I have seen similar comments frm others in posts here. How do you get through to someone who mixes up a business with a cult? Deos anyone know about these crooks at Nefful?

There is a post in the moderation queue that is strongly

I’ve been able to see it and it’s the kind of thing that we’d all never see on the list because of the content. There are parts of it that are so typical of MLM-speak and reminded me so much of the mis-truths, mis-representations, and mis-directions of “The Plan” when I was asked my my ex-gf to see it, that I’ve asked Paine to let it through.


I’ve posted on logical fallacies before and one thing we’ve talked about over and over and over are the ways MLMs twist the truth.

Well, this is a perfect example of that. It’s statements made by the faithful, considered by the faithful to be a true representation of how wonderful their group is and why everyone in the world should join.
It’s typical MLM-speak, which means it pretends to make sense and even seems to make sense when read late at night, after a few beers, but, when examined with the slightest focus on logic, falls to pieces in the light of day.

So, by my request, this post will be let through.

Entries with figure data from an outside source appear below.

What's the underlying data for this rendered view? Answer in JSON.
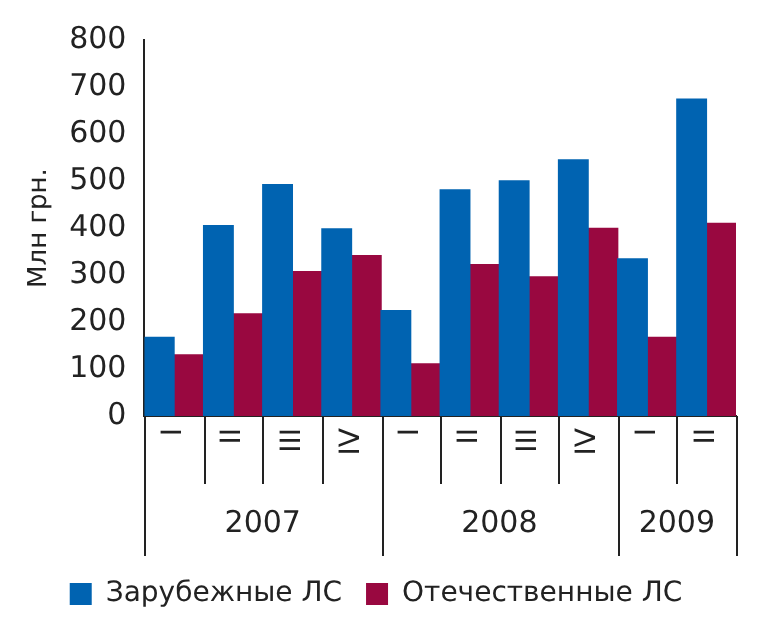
{
  "chart_data": {
    "type": "bar",
    "ylabel": "Млн грн.",
    "categories": [
      "I",
      "II",
      "III",
      "IV",
      "I",
      "II",
      "III",
      "IV",
      "I",
      "II"
    ],
    "annotations": [
      "2007",
      "2008",
      "2009"
    ],
    "series": [
      {
        "name": "Зарубежные ЛС",
        "color": "#0063b1",
        "values": [
          167,
          405,
          492,
          398,
          224,
          481,
          500,
          545,
          334,
          674
        ]
      },
      {
        "name": "Отечественные ЛС",
        "color": "#990840",
        "values": [
          130,
          217,
          307,
          341,
          111,
          322,
          296,
          399,
          167,
          410
        ]
      }
    ],
    "ylim": [
      0,
      800
    ],
    "yticks": [
      0,
      100,
      200,
      300,
      400,
      500,
      600,
      700,
      800
    ],
    "grid": false,
    "legend": "bottom"
  }
}
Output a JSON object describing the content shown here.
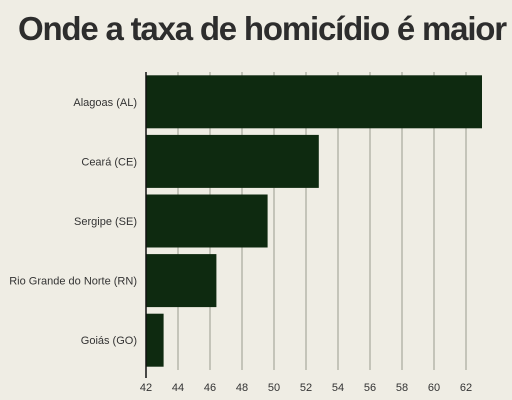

Then I’m going to take it apart, piece by piece, not caring if the
original poster can respond or not. My intent is not to belittle or to call names, but to take the typical recruitment BS and create a template we can all use to focus on what is wrong with with these speeches.

It may help, at some point, when we hear from someone who has just been exposed to the big lie because we can start a discussion and ask them questions about what they’ve heard, repeat (roughly) what’s been said, then use more questions to get them to see how the statement is so misleading.

So if you hate the post or find it offensive, blame me. I ask that others join with analyzing what is said, but not in a mean or vindictive way. Do this dispassionately so we can focus on truth, not anger or other feelings or opinions. The purpose is not to call anyone names, but to understand the fallacies and to deal with them.

If you do find the post offensive, I would suggest finding the parts that you find to be untrue or rude and pointing them out. After all, if a person doesn’t see their mistakes, they can’t learn from them.